Le ministère de l'Éducation a récemment sommé les écoles de ne pas relayer aux parents la facture de tablettes numériques à usage pédagogique. Faut-il saluer son rôle de gardien de la gratuité scolaire ou dénoncer une inconséquence avec ses compressions budgétaires ? En creusant, on constate la gravité du problème : la gratuité scolaire, tout comme le principe d'égalité des chances, est désormais une illusion.

Il faut comprendre que, coupes successives obligent, les écoles publiques peinent à répondre aux besoins essentiels des élèves avec les seuls fonds publics et, qu'aujourd'hui, une direction d'école compétente n'est plus celle qui transmet une vision pédagogique, mais celle qui déniche les moyens financiers pour éviter de priver ses élèves des services de base.
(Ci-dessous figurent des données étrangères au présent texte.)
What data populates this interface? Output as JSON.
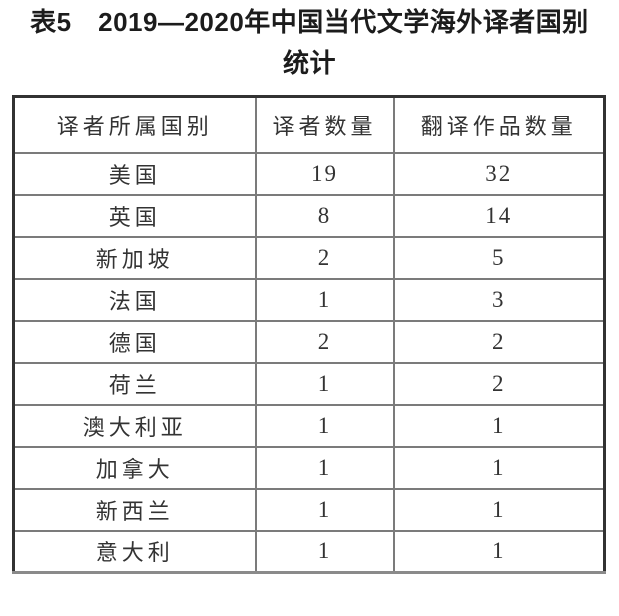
{
  "title": {
    "line1": "表5　2019—2020年中国当代文学海外译者国别",
    "line2": "统计"
  },
  "table": {
    "columns": [
      "译者所属国别",
      "译者数量",
      "翻译作品数量"
    ],
    "rows": [
      {
        "country": "美国",
        "translators": "19",
        "works": "32"
      },
      {
        "country": "英国",
        "translators": "8",
        "works": "14"
      },
      {
        "country": "新加坡",
        "translators": "2",
        "works": "5"
      },
      {
        "country": "法国",
        "translators": "1",
        "works": "3"
      },
      {
        "country": "德国",
        "translators": "2",
        "works": "2"
      },
      {
        "country": "荷兰",
        "translators": "1",
        "works": "2"
      },
      {
        "country": "澳大利亚",
        "translators": "1",
        "works": "1"
      },
      {
        "country": "加拿大",
        "translators": "1",
        "works": "1"
      },
      {
        "country": "新西兰",
        "translators": "1",
        "works": "1"
      },
      {
        "country": "意大利",
        "translators": "1",
        "works": "1"
      }
    ]
  },
  "colors": {
    "title_text": "#1c1c1c",
    "body_text": "#333333",
    "border_outer": "#323232",
    "border_inner": "#7b7b7b",
    "border_bottom": "#8a8a8a",
    "page_bg": "#ffffff"
  },
  "chart_data": {
    "type": "table",
    "title": "表5 2019—2020年中国当代文学海外译者国别统计",
    "columns": [
      "译者所属国别",
      "译者数量",
      "翻译作品数量"
    ],
    "rows": [
      [
        "美国",
        19,
        32
      ],
      [
        "英国",
        8,
        14
      ],
      [
        "新加坡",
        2,
        5
      ],
      [
        "法国",
        1,
        3
      ],
      [
        "德国",
        2,
        2
      ],
      [
        "荷兰",
        1,
        2
      ],
      [
        "澳大利亚",
        1,
        1
      ],
      [
        "加拿大",
        1,
        1
      ],
      [
        "新西兰",
        1,
        1
      ],
      [
        "意大利",
        1,
        1
      ]
    ]
  }
}
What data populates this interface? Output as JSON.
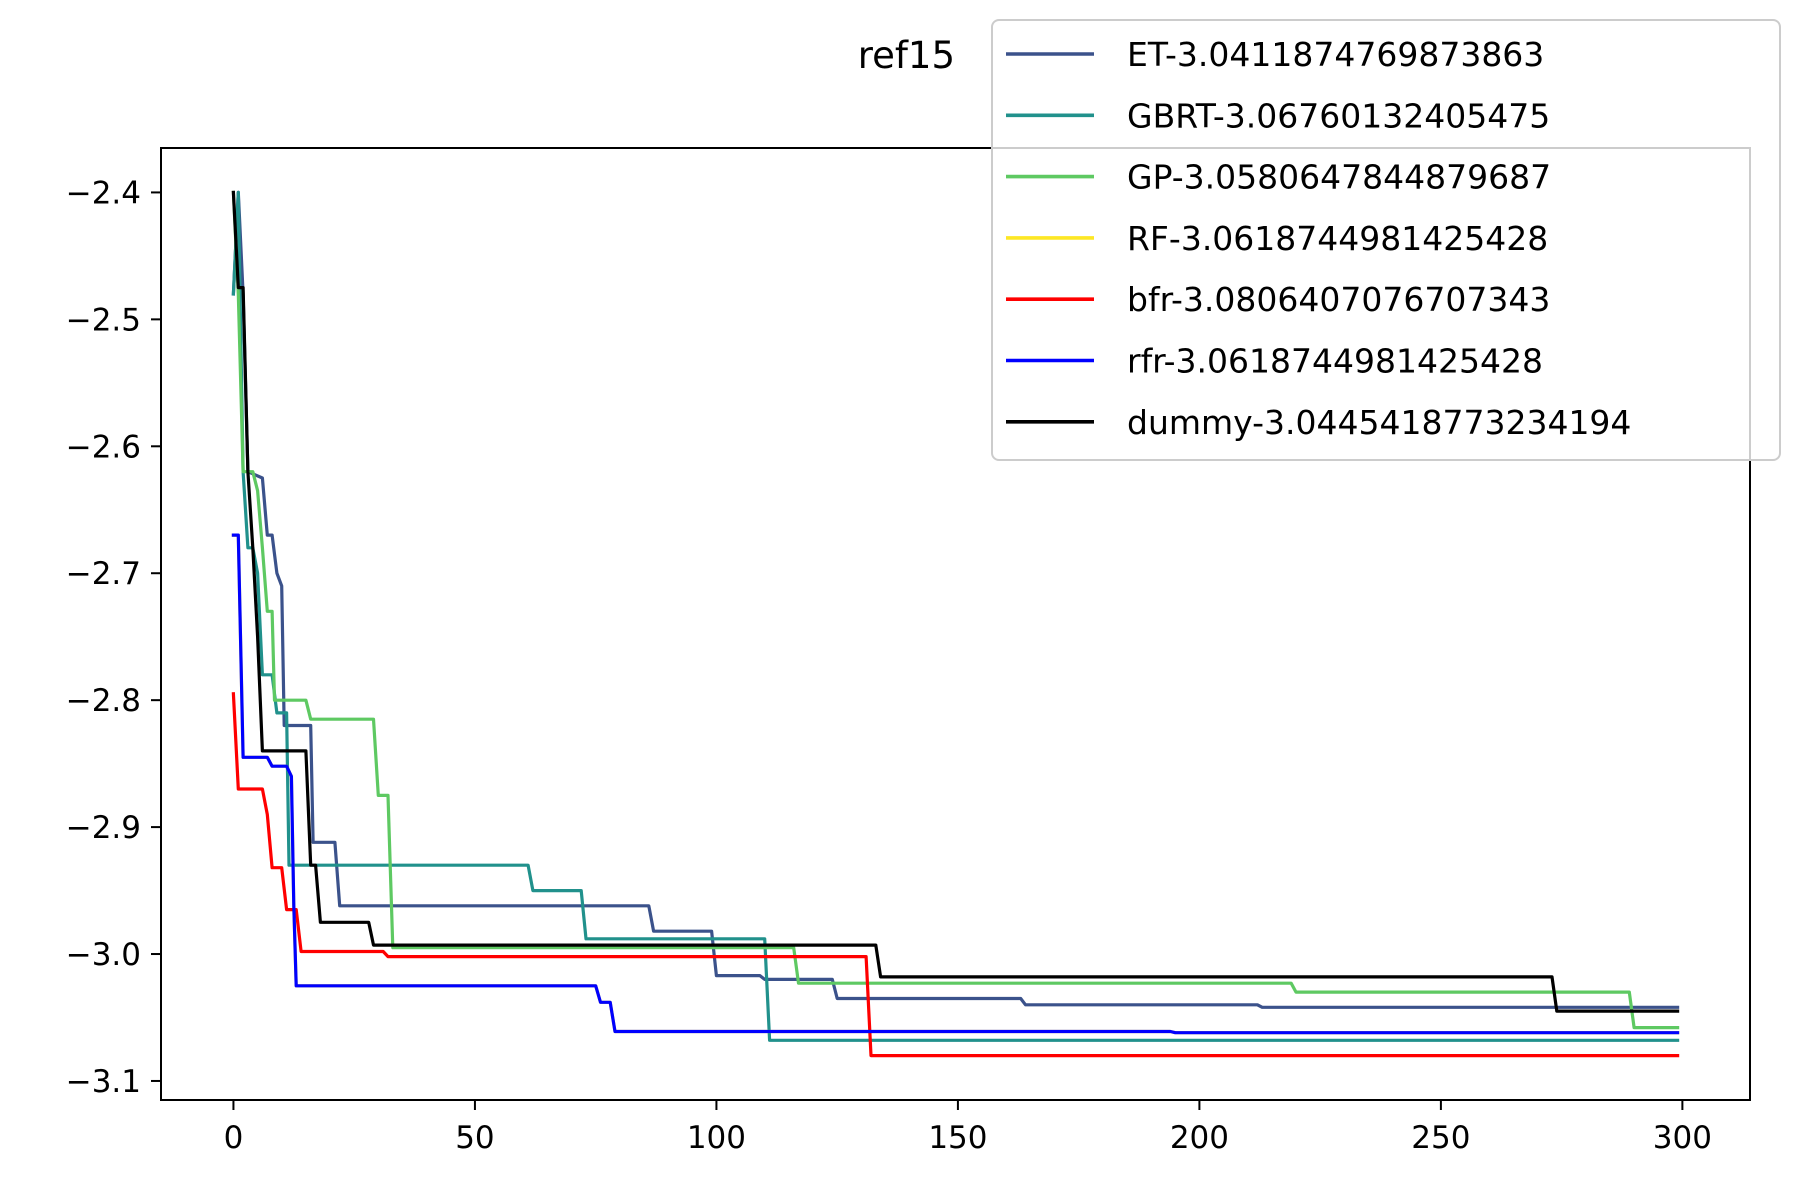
{
  "chart_data": {
    "type": "line",
    "title": "ref15",
    "xlabel": "",
    "ylabel": "",
    "xlim": [
      -15,
      314
    ],
    "ylim": [
      -3.115,
      -2.365
    ],
    "xticks": [
      0,
      50,
      100,
      150,
      200,
      250,
      300
    ],
    "xtick_labels": [
      "0",
      "50",
      "100",
      "150",
      "200",
      "250",
      "300"
    ],
    "yticks": [
      -2.4,
      -2.5,
      -2.6,
      -2.7,
      -2.8,
      -2.9,
      -3.0,
      -3.1
    ],
    "ytick_labels": [
      "−2.4",
      "−2.5",
      "−2.6",
      "−2.7",
      "−2.8",
      "−2.9",
      "−3.0",
      "−3.1"
    ],
    "grid": false,
    "legend_position": "top-right",
    "series": [
      {
        "name": "ET-3.0411874769873863",
        "color": "#3b528b",
        "points": [
          [
            0,
            -2.48
          ],
          [
            1,
            -2.4
          ],
          [
            2,
            -2.48
          ],
          [
            3,
            -2.62
          ],
          [
            6,
            -2.625
          ],
          [
            7,
            -2.67
          ],
          [
            8,
            -2.67
          ],
          [
            9,
            -2.7
          ],
          [
            10,
            -2.71
          ],
          [
            10.5,
            -2.82
          ],
          [
            16,
            -2.82
          ],
          [
            16.5,
            -2.912
          ],
          [
            21,
            -2.912
          ],
          [
            22,
            -2.962
          ],
          [
            86,
            -2.962
          ],
          [
            87,
            -2.982
          ],
          [
            99,
            -2.982
          ],
          [
            100,
            -3.017
          ],
          [
            109,
            -3.017
          ],
          [
            110,
            -3.02
          ],
          [
            124,
            -3.02
          ],
          [
            125,
            -3.035
          ],
          [
            163,
            -3.035
          ],
          [
            164,
            -3.04
          ],
          [
            212,
            -3.04
          ],
          [
            213,
            -3.042
          ],
          [
            299,
            -3.042
          ]
        ]
      },
      {
        "name": "GBRT-3.06760132405475",
        "color": "#21918c",
        "points": [
          [
            0,
            -2.48
          ],
          [
            1,
            -2.4
          ],
          [
            2,
            -2.62
          ],
          [
            3,
            -2.68
          ],
          [
            4,
            -2.68
          ],
          [
            5,
            -2.7
          ],
          [
            6,
            -2.78
          ],
          [
            8,
            -2.78
          ],
          [
            9,
            -2.81
          ],
          [
            11,
            -2.81
          ],
          [
            11.5,
            -2.93
          ],
          [
            61,
            -2.93
          ],
          [
            62,
            -2.95
          ],
          [
            72,
            -2.95
          ],
          [
            73,
            -2.988
          ],
          [
            110,
            -2.988
          ],
          [
            111,
            -3.068
          ],
          [
            299,
            -3.068
          ]
        ]
      },
      {
        "name": "GP-3.0580647844879687",
        "color": "#5ec962",
        "points": [
          [
            0,
            -2.4
          ],
          [
            1,
            -2.48
          ],
          [
            2,
            -2.62
          ],
          [
            4,
            -2.62
          ],
          [
            5,
            -2.635
          ],
          [
            6,
            -2.68
          ],
          [
            7,
            -2.73
          ],
          [
            8,
            -2.73
          ],
          [
            8.5,
            -2.8
          ],
          [
            15,
            -2.8
          ],
          [
            16,
            -2.815
          ],
          [
            29,
            -2.815
          ],
          [
            30,
            -2.875
          ],
          [
            32,
            -2.875
          ],
          [
            33,
            -2.995
          ],
          [
            116,
            -2.995
          ],
          [
            117,
            -3.023
          ],
          [
            219,
            -3.023
          ],
          [
            220,
            -3.03
          ],
          [
            289,
            -3.03
          ],
          [
            290,
            -3.058
          ],
          [
            299,
            -3.058
          ]
        ]
      },
      {
        "name": "RF-3.0618744981425428",
        "color": "#fde725",
        "points": [
          [
            0,
            -2.67
          ],
          [
            1,
            -2.67
          ],
          [
            2,
            -2.845
          ],
          [
            7,
            -2.845
          ],
          [
            8,
            -2.852
          ],
          [
            11,
            -2.852
          ],
          [
            12,
            -2.86
          ],
          [
            12.5,
            -2.962
          ],
          [
            13,
            -3.025
          ],
          [
            75,
            -3.025
          ],
          [
            76,
            -3.038
          ],
          [
            78,
            -3.038
          ],
          [
            79,
            -3.061
          ],
          [
            194,
            -3.061
          ],
          [
            195,
            -3.062
          ],
          [
            299,
            -3.062
          ]
        ]
      },
      {
        "name": "bfr-3.0806407076707343",
        "color": "#ff0000",
        "points": [
          [
            0,
            -2.795
          ],
          [
            1,
            -2.87
          ],
          [
            6,
            -2.87
          ],
          [
            7,
            -2.89
          ],
          [
            8,
            -2.932
          ],
          [
            10,
            -2.932
          ],
          [
            11,
            -2.965
          ],
          [
            13,
            -2.965
          ],
          [
            14,
            -2.998
          ],
          [
            31,
            -2.998
          ],
          [
            32,
            -3.002
          ],
          [
            131,
            -3.002
          ],
          [
            132,
            -3.08
          ],
          [
            299,
            -3.08
          ]
        ]
      },
      {
        "name": "rfr-3.0618744981425428",
        "color": "#0000ff",
        "points": [
          [
            0,
            -2.67
          ],
          [
            1,
            -2.67
          ],
          [
            2,
            -2.845
          ],
          [
            7,
            -2.845
          ],
          [
            8,
            -2.852
          ],
          [
            11,
            -2.852
          ],
          [
            12,
            -2.86
          ],
          [
            12.5,
            -2.962
          ],
          [
            13,
            -3.025
          ],
          [
            75,
            -3.025
          ],
          [
            76,
            -3.038
          ],
          [
            78,
            -3.038
          ],
          [
            79,
            -3.061
          ],
          [
            194,
            -3.061
          ],
          [
            195,
            -3.062
          ],
          [
            299,
            -3.062
          ]
        ]
      },
      {
        "name": "dummy-3.0445418773234194",
        "color": "#000000",
        "points": [
          [
            0,
            -2.4
          ],
          [
            1,
            -2.475
          ],
          [
            2,
            -2.475
          ],
          [
            3,
            -2.62
          ],
          [
            4,
            -2.68
          ],
          [
            5,
            -2.75
          ],
          [
            6,
            -2.84
          ],
          [
            15,
            -2.84
          ],
          [
            16,
            -2.93
          ],
          [
            17,
            -2.93
          ],
          [
            18,
            -2.975
          ],
          [
            28,
            -2.975
          ],
          [
            29,
            -2.993
          ],
          [
            133,
            -2.993
          ],
          [
            134,
            -3.018
          ],
          [
            273,
            -3.018
          ],
          [
            274,
            -3.045
          ],
          [
            299,
            -3.045
          ]
        ]
      }
    ]
  }
}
Ainsi, autrefois habituées à recourir à des sources de financement parallèles uniquement pour organiser des projets extrascolaires, les écoles se voient progressivement forcées à faire preuve de créativité dans l'exploitation de ces ressources.

Les campagnes de financement dans nos écoles prennent donc une nouvelle tangente : répondre à des besoins éducatifs qui, d'ordinaire, seraient déjà comblés. De plus, pour soutenir directement leur mission, certaines écoles se dotent d'une fondation qui peut offrir des reçus pour dons de charité, effectuer des placements ou encore engranger des revenus de source publicitaire. Enfin, les écoles facturent aux parents de plus en plus de frais qui, théoriquement, doivent couvrir uniquement les « documents dans lesquels l'élève écrit, dessine ou découpe ».

Mais ces frais, à l'instar des recettes provenant des campagnes de financement ou de fondations, pallient désormais les budgets des écoles en étant notamment affectés au matériel didactique ou pédagogique, aux bibliothèques, aux activités culturelles, au réaménagement d'espaces de classe ou de cours d'école, aux programmes particuliers, à la surveillance au secondaire, ou encore à l'achat de romans, de dictionnaires et d'instruments de musique, ce qui normalement devrait être défrayé par l'État.

Et même si, majoritaires dans les conseils d'établissements, les parents adoptent les budgets ainsi financés et approuvent les frais qui leur sont facturés, le principe de la gratuité scolaire se trouve violé.

En effet, la gratuité scolaire n'existe plus du moment qu'il est impossible pour une école publique de remplir sa mission éducative sans solliciter l'appui financier de la communauté, des familles et des parents, directement visés par les campagnes, les fondations et, évidemment, les frais scolaires. Comme d'une région à l'autre, ou d'une école à l'autre, on ne possède pas les mêmes moyens, certaines écoles réussissent à récolter les fonds nécessaires pour se payer le minimum, tandis que d'autres doivent consentir à des sacrifices au détriment des élèves.

Il ne suffit pas de savoir que nos enfants pourront accéder à l'école, mais, surtout, on doit pouvoir croire qu'ils puissent recevoir une éducation à leur mesure, peu importe l'école fréquentée.

C'est là le principe d'égalité des chances, appuyé par la gratuité scolaire, qui fonde l'école québécoise moderne.

Et si, de bonne foi et dans l'intérêt de leurs élèves, les écoles contournent ce principe en naviguant en zones grises, il appartient bel et bien au Ministère de mettre son holà. Mais il faut être conséquent, et prendre toutes les mesures pour préserver l'égalité des chances, en encadrant mieux le financement des écoles, mais surtout en s'assurant que chacune puisse fournir une éducation qui ne dépend pas des moyens de leur milieu.

Pour ce faire, il n'y a qu'une solution : revaloriser l'éducation et régler le problème de sous-financement chronique - odieusement masqué par les contributions des parents et des communautés - en réinvestissant dans les écoles.

Sinon, accepter le statu quo, c'est admettre que, dans ce nouveau système public à vitesse variable, les moins fortunés n'ont plus le droit à la même éducation que les plus riches.